California Poppies

When bright sunbeams dance and play,
The golden poppies nod and swayTheir silken petals by the way;
Closing nightly
Petals tightly
Sweet sleeping till the dawning day.
-Helen M. Carpenter "The Overland", 1894

The field behind our house is a mass of blue lupins. I marched up there this afternoon, determined to lie down on the ground and get some bug's eye pictures, but my attention was arrested by the poppies which have burst into bloom everywhere. Although they grow like weeds when the weather is right, OilMan can't bring himself to pull them, and I can't say I blame him. They are coming up in the middle of the paths as well as in the flowerbeds and brazen hussies that they are  they cannot help but attract attention...especially with the bright blue sky above them. 

Unlike their addictive cousins, you cannot make opium from California poppies. Unlike their European cousins they aren't blood colored and do not grow in battlefields and seem to have no symbolic meaning associated with sleep or death or remembrance.
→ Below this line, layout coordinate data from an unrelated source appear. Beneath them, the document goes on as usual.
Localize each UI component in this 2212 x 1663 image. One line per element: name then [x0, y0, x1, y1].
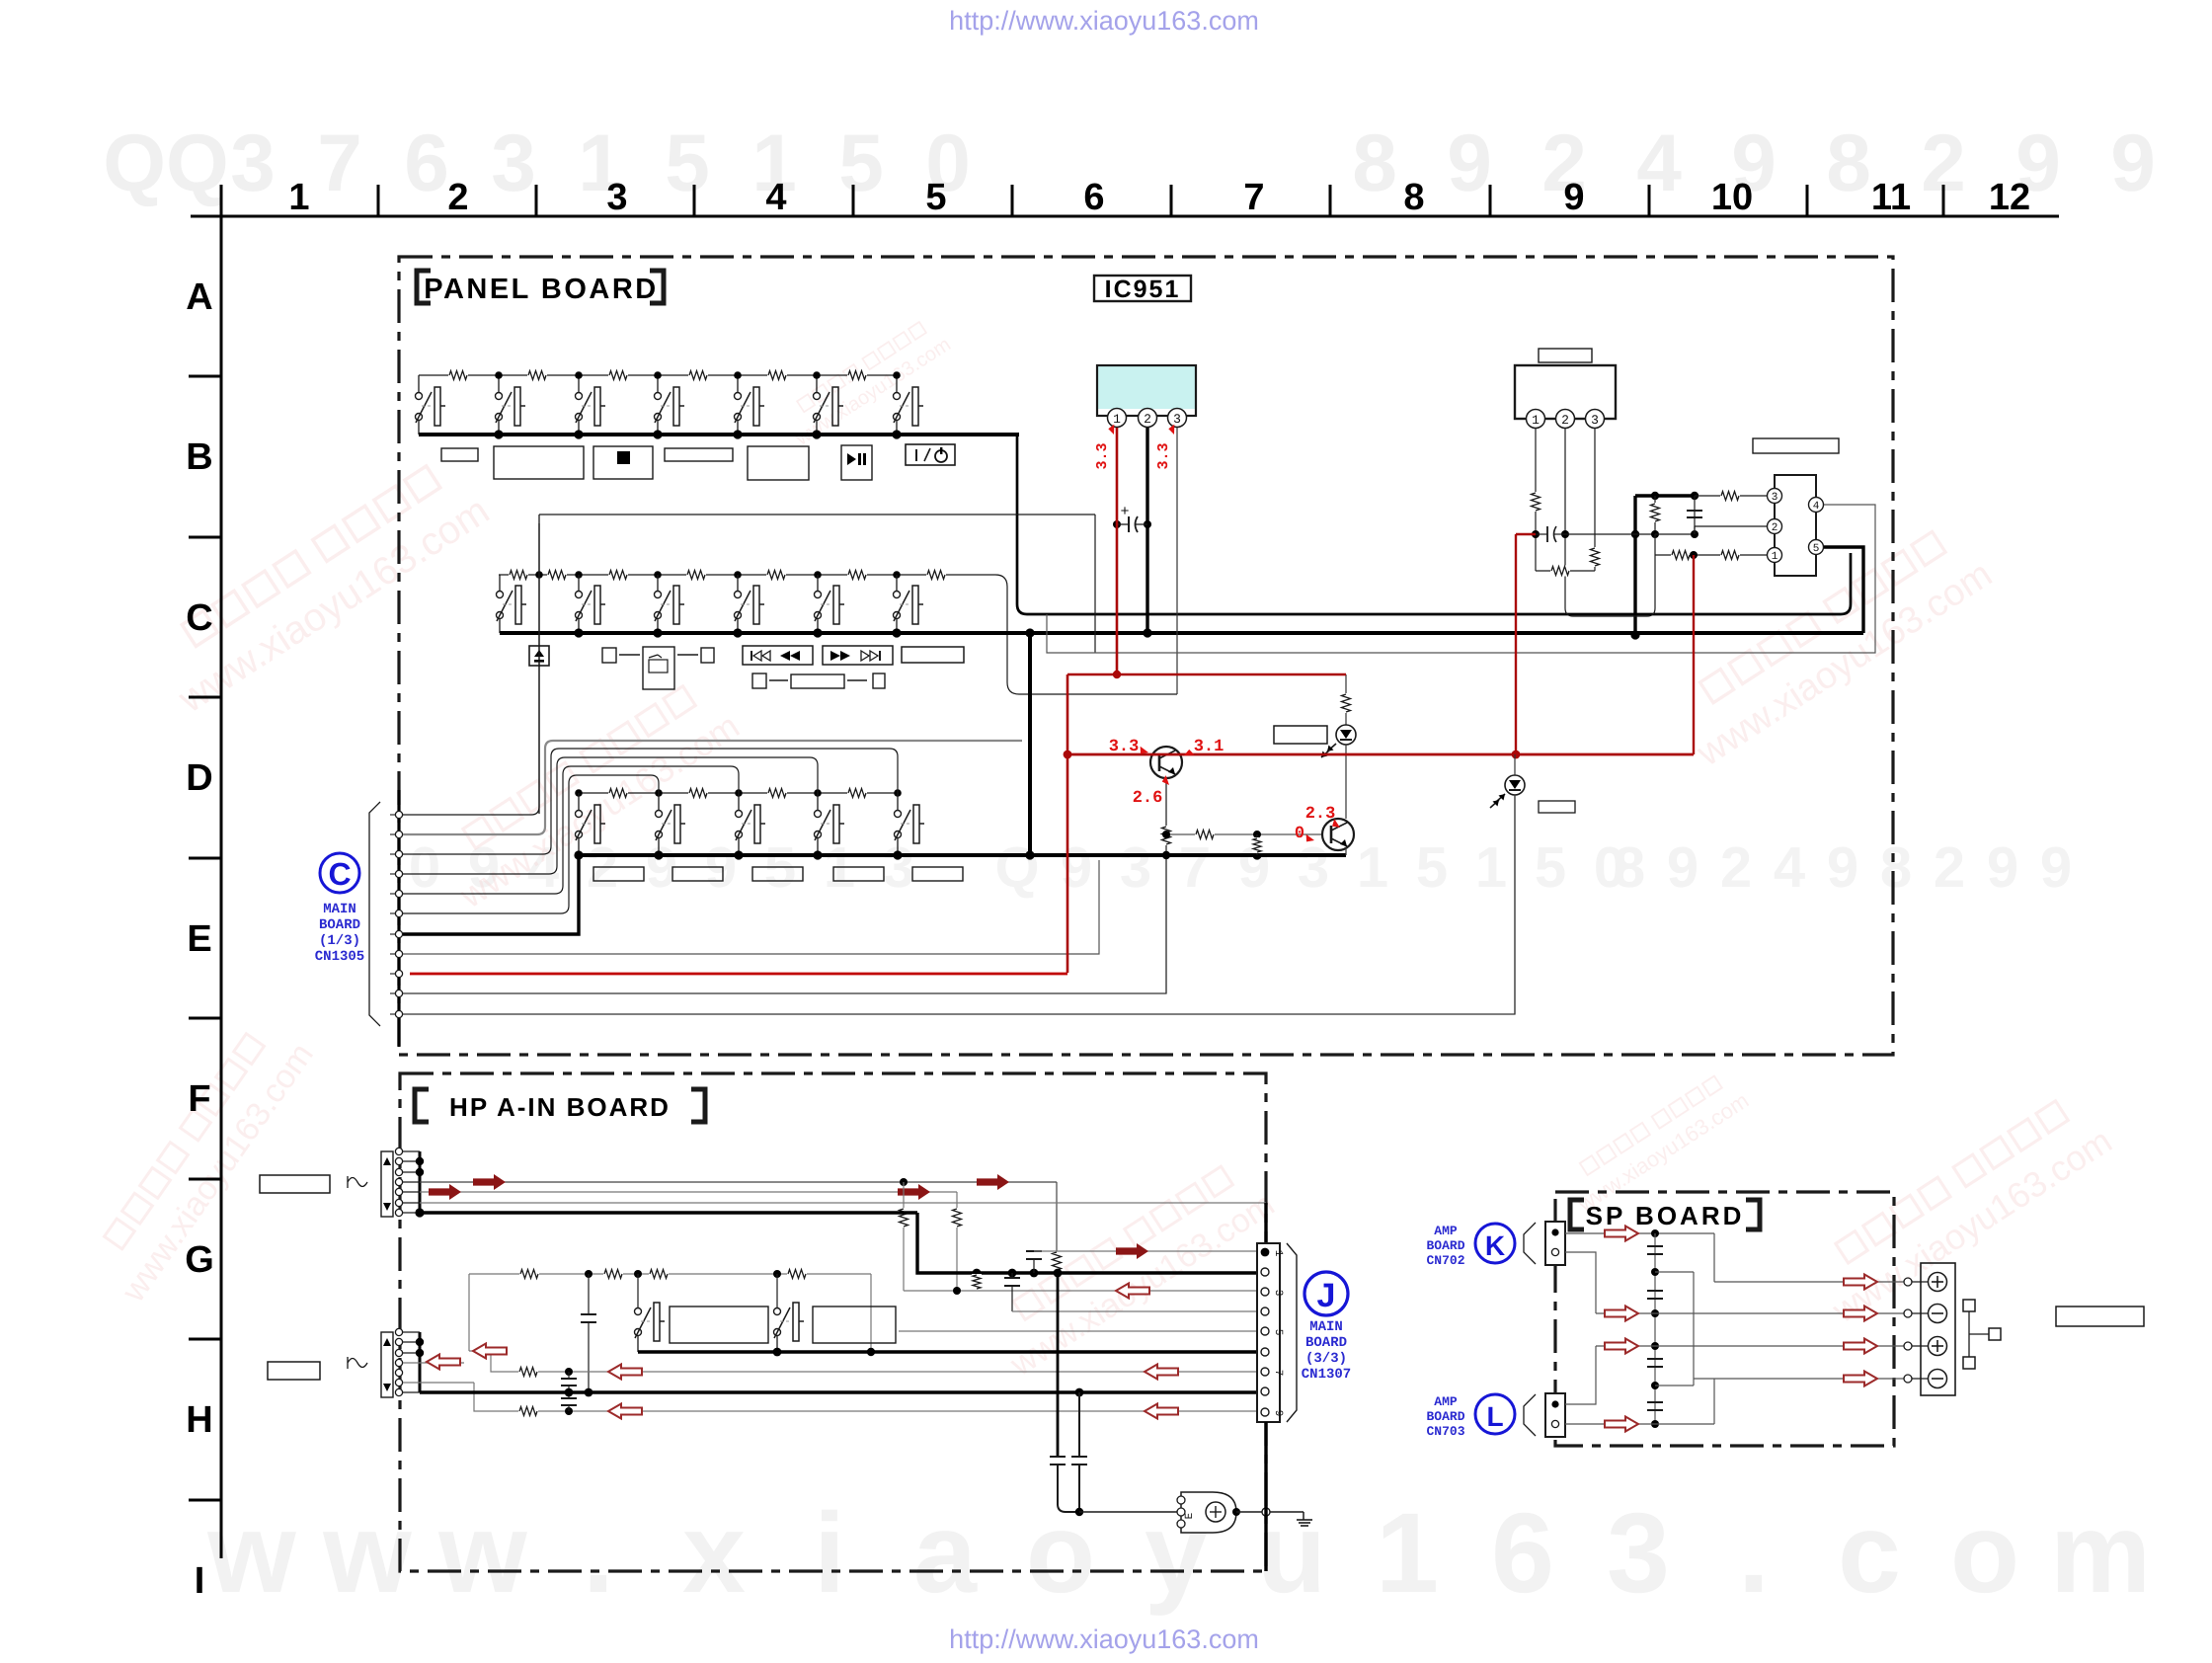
svg-text:3: 3 [1272, 1290, 1284, 1297]
svg-text:4: 4 [1774, 835, 1805, 900]
svg-text:11: 11 [1871, 177, 1911, 218]
svg-text:2.6: 2.6 [1133, 789, 1163, 808]
svg-text:2.3: 2.3 [1305, 805, 1336, 824]
svg-text:K: K [1485, 1230, 1505, 1261]
svg-text:1: 1 [1772, 551, 1778, 563]
svg-text:3.3: 3.3 [1155, 442, 1172, 469]
svg-text:1: 1 [1475, 835, 1507, 900]
svg-text:C: C [328, 856, 351, 892]
svg-text:3: 3 [1772, 492, 1778, 504]
svg-text:AMP: AMP [1434, 1394, 1458, 1409]
svg-text:0: 0 [409, 835, 440, 900]
svg-text:http://www.xiaoyu163.com: http://www.xiaoyu163.com [949, 1624, 1259, 1654]
svg-text:H: H [186, 1399, 212, 1441]
svg-text:.: . [1738, 1490, 1770, 1617]
svg-text:1: 1 [1376, 1490, 1439, 1617]
svg-text:a: a [913, 1490, 978, 1617]
svg-text:1: 1 [1357, 835, 1388, 900]
svg-text:9: 9 [1272, 1410, 1284, 1417]
svg-text:AMP: AMP [1434, 1224, 1458, 1238]
svg-text:BOARD: BOARD [1426, 1409, 1464, 1424]
svg-text:8: 8 [1826, 119, 1871, 208]
svg-text:D: D [186, 757, 212, 799]
svg-text:G: G [185, 1239, 214, 1281]
svg-text:A: A [186, 277, 212, 318]
svg-text:7: 7 [317, 119, 362, 208]
svg-text:7: 7 [1179, 835, 1211, 900]
svg-text:3: 3 [1591, 413, 1599, 428]
svg-text:(1/3): (1/3) [319, 933, 360, 949]
svg-text:2: 2 [1144, 412, 1151, 427]
svg-text:BOARD: BOARD [319, 917, 360, 933]
svg-text:6: 6 [1083, 177, 1104, 218]
svg-text:BOARD: BOARD [1305, 1335, 1347, 1351]
svg-text:12: 12 [1989, 177, 2030, 218]
svg-text:3.3: 3.3 [1109, 738, 1140, 756]
svg-text:4: 4 [1813, 501, 1820, 513]
svg-text:5: 5 [1535, 835, 1566, 900]
svg-text:2: 2 [1720, 835, 1752, 900]
svg-text:8: 8 [1614, 835, 1645, 900]
svg-text:o: o [1026, 1490, 1095, 1617]
svg-text:9: 9 [1987, 835, 2018, 900]
svg-text:MAIN: MAIN [323, 902, 356, 917]
svg-text:B: B [186, 436, 212, 478]
svg-text:3.1: 3.1 [1194, 738, 1224, 756]
svg-text:IC951: IC951 [1105, 276, 1181, 303]
svg-text:5: 5 [665, 119, 710, 208]
svg-text:2: 2 [1934, 835, 1965, 900]
svg-text:L: L [1486, 1401, 1503, 1432]
svg-text:CN703: CN703 [1426, 1424, 1464, 1439]
svg-text:.: . [583, 1490, 614, 1617]
svg-text:PANEL BOARD: PANEL BOARD [424, 274, 659, 305]
svg-text:i: i [814, 1490, 845, 1617]
svg-text:6: 6 [404, 119, 449, 208]
svg-text:E: E [1184, 1512, 1196, 1519]
svg-text:4: 4 [1636, 119, 1682, 208]
svg-text:3: 3 [1120, 835, 1151, 900]
svg-text:5: 5 [925, 177, 946, 218]
svg-text:F: F [188, 1078, 210, 1120]
svg-text:3: 3 [1607, 1490, 1670, 1617]
svg-text:7: 7 [1272, 1370, 1284, 1377]
svg-text:SP BOARD: SP BOARD [1586, 1201, 1745, 1230]
svg-text:3: 3 [230, 119, 276, 208]
svg-text:o: o [1950, 1490, 2019, 1617]
svg-text:4: 4 [765, 177, 786, 218]
svg-text:w: w [437, 1490, 527, 1617]
svg-text:2: 2 [447, 177, 468, 218]
svg-text:5: 5 [1416, 835, 1448, 900]
svg-text:9: 9 [1563, 177, 1584, 218]
svg-text:3.3: 3.3 [1094, 442, 1111, 469]
svg-text:0: 0 [1295, 825, 1304, 843]
svg-text:9: 9 [1061, 835, 1092, 900]
svg-text:2: 2 [1772, 522, 1778, 534]
svg-text:1: 1 [1532, 413, 1540, 428]
svg-text:3: 3 [1298, 835, 1329, 900]
svg-text:3: 3 [883, 835, 914, 900]
svg-text:Q: Q [994, 835, 1039, 900]
svg-text:QQ: QQ [103, 119, 229, 208]
svg-text:9: 9 [1827, 835, 1858, 900]
svg-text:CN1307: CN1307 [1302, 1367, 1351, 1383]
svg-text:5: 5 [838, 119, 884, 208]
svg-text:CN702: CN702 [1426, 1253, 1464, 1268]
svg-text:BOARD: BOARD [1426, 1238, 1464, 1253]
svg-text:7: 7 [1243, 177, 1264, 218]
svg-text:5: 5 [1813, 543, 1820, 555]
svg-text:C: C [186, 597, 212, 639]
svg-text:http://www.xiaoyu163.com: http://www.xiaoyu163.com [949, 6, 1259, 36]
svg-text:I: I [195, 1560, 205, 1602]
svg-text:9: 9 [2110, 119, 2156, 208]
svg-text:10: 10 [1711, 177, 1753, 218]
svg-text:8: 8 [1352, 119, 1397, 208]
svg-text:E: E [187, 918, 211, 960]
svg-text:8: 8 [1880, 835, 1912, 900]
svg-text:HP A-IN BOARD: HP A-IN BOARD [449, 1092, 671, 1122]
svg-text:2: 2 [1561, 413, 1569, 428]
svg-text:3: 3 [606, 177, 627, 218]
svg-text:8: 8 [1403, 177, 1424, 218]
svg-text:(3/3): (3/3) [1305, 1351, 1347, 1367]
svg-text:c: c [1838, 1490, 1901, 1617]
svg-text:5: 5 [1272, 1329, 1284, 1336]
svg-text:MAIN: MAIN [1309, 1319, 1343, 1335]
svg-text:6: 6 [1491, 1490, 1554, 1617]
svg-text:3: 3 [491, 119, 536, 208]
svg-text:+: + [1121, 503, 1130, 519]
svg-text:CN1305: CN1305 [315, 949, 364, 965]
svg-text:m: m [2050, 1490, 2151, 1617]
svg-text:1: 1 [1272, 1250, 1284, 1257]
svg-text:J: J [1317, 1277, 1336, 1314]
svg-text:x: x [682, 1490, 746, 1617]
svg-text:9: 9 [1667, 835, 1698, 900]
svg-text:9: 9 [2040, 835, 2072, 900]
svg-text:1: 1 [288, 177, 309, 218]
svg-text:9: 9 [1447, 119, 1492, 208]
svg-text:y: y [1145, 1490, 1208, 1617]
They only thrive in the sun and close up tightly at dusk for the night, so they are mainly associated with sunlight. Because they are wild, they can take over a hillside and turn it into a field of gold. Perhaps that is why they  California, the Golden State, adopted it as its official flower in 1903.

There was a time when the East Bay Hills turned gold with poppies and could clearly be seen from ships passing into the San  Francisco through the strait between San Francisco and Marin County, leading it to be called "the Golden Gate". Now The East Bay hills turn gold from the setting sun reflecting off thousands of windows on houses and buildings scattered throughout the hills.